Une équipe internationale de chercheurs comprenant des experts de l’École de médecine de l’Université d’Indiana a identifié une protéine présente dans le cerveau des personnes atteintes de démence frontotemporale (FTD), découvrant ainsi une nouvelle cible pour des traitements potentiels de la maladie.
Selon les National Institutes of Health, la FTD résulte de lésions des neurones des lobes frontaux et temporaux du cerveau. Les personnes atteintes de ce type de démence présentent généralement des symptômes, notamment des comportements inhabituels, des problèmes émotionnels, des difficultés à communiquer, des difficultés au travail ou, dans certains cas, des difficultés à marcher, entre 25 et 65 ans.
Les troubles neurodégénératifs, notamment les démences et la sclérose latérale amyotrophique (SLA), surviennent lorsque des protéines spécifiques forment des filaments amyloïdes dans les cellules nerveuses du cerveau et de la moelle épinière. L’équipe multidisciplinaire de chercheurs, y compris des membres du laboratoire de biologie moléculaire du Medical Research Council (MRC), de l’École de médecine de l’IU et de l’University College London Queen Square Institute of Neurology, a découvert que dans les cas de FTD, une protéine appelée TAF15 forme ces filaments amyloïdes dans les cellules du cerveau et de la moelle épinière. Le 6 décembre, ils ont publié leurs conclusions dans Nature.

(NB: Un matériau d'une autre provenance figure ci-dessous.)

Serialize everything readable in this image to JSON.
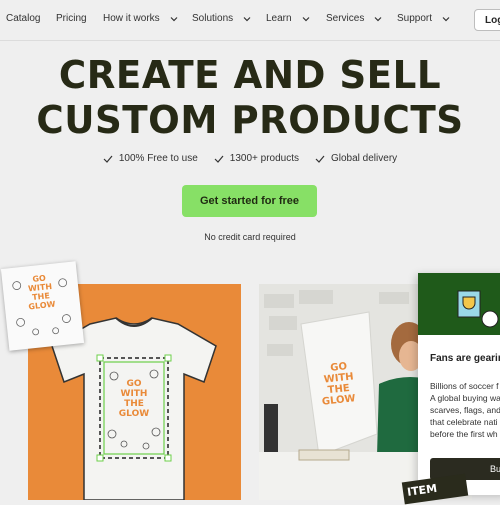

Bernardino Ghetti, MD est professeur émérite à la faculté de médecine de l’IU et étudie les démences neurodégénératives depuis 50 ans. En tant que neuropathologiste principal du projet, Ghetti et son équipe ont étudié les agrégats de protéines provenant de cerveaux donnés par quatre personnes atteintes de démence frontotemporale et de faiblesse motrice. Avec leurs collègues du Royaume-Uni, les chercheurs de l’IU ont utilisé des techniques neuropathologiques et moléculaires et la microscopie cryoélectronique (cryo-EM) de pointe à résolution atomique pour découvrir la présence de filaments amyloïdes constitués de protéine TAF15 dans plusieurs zones du cerveau. Cependant, il est important de noter que l’amyloïde TAF15 affecte également les cellules nerveuses du système moteur.
Cette découverte représente une avancée importante qui reconnaît TAF15 comme une cible potentielle pour le développement de stratégies diagnostiques et thérapeutiques contre une forme moins connue de dégénérescence lobaire frontotemporale associée à la démence frontotemporale.
Bernardino Ghetti, MD, professeur distingué, École de médecine IU
Les autres auteurs de l’étude sont Stephan Tetter, Diana Arseni, Alexey G. Murzin, Sew Y. Peak-Chew et Benjamin Ryskeldi-Falcon du Laboratoire MRC de biologie moléculaire ; Yazead Buhidma et Tammaryn Lashley de l’University College London ; et Holly J. Garringer, Kathy L. Newell, Ruben Vidal et Liana G. Apostolova de l’École de médecine de l’IU.
L’étude a été en partie financée par l’Institut national du vieillissement et l’Institut national des troubles neurologiques et des accidents vasculaires cérébraux du NIH.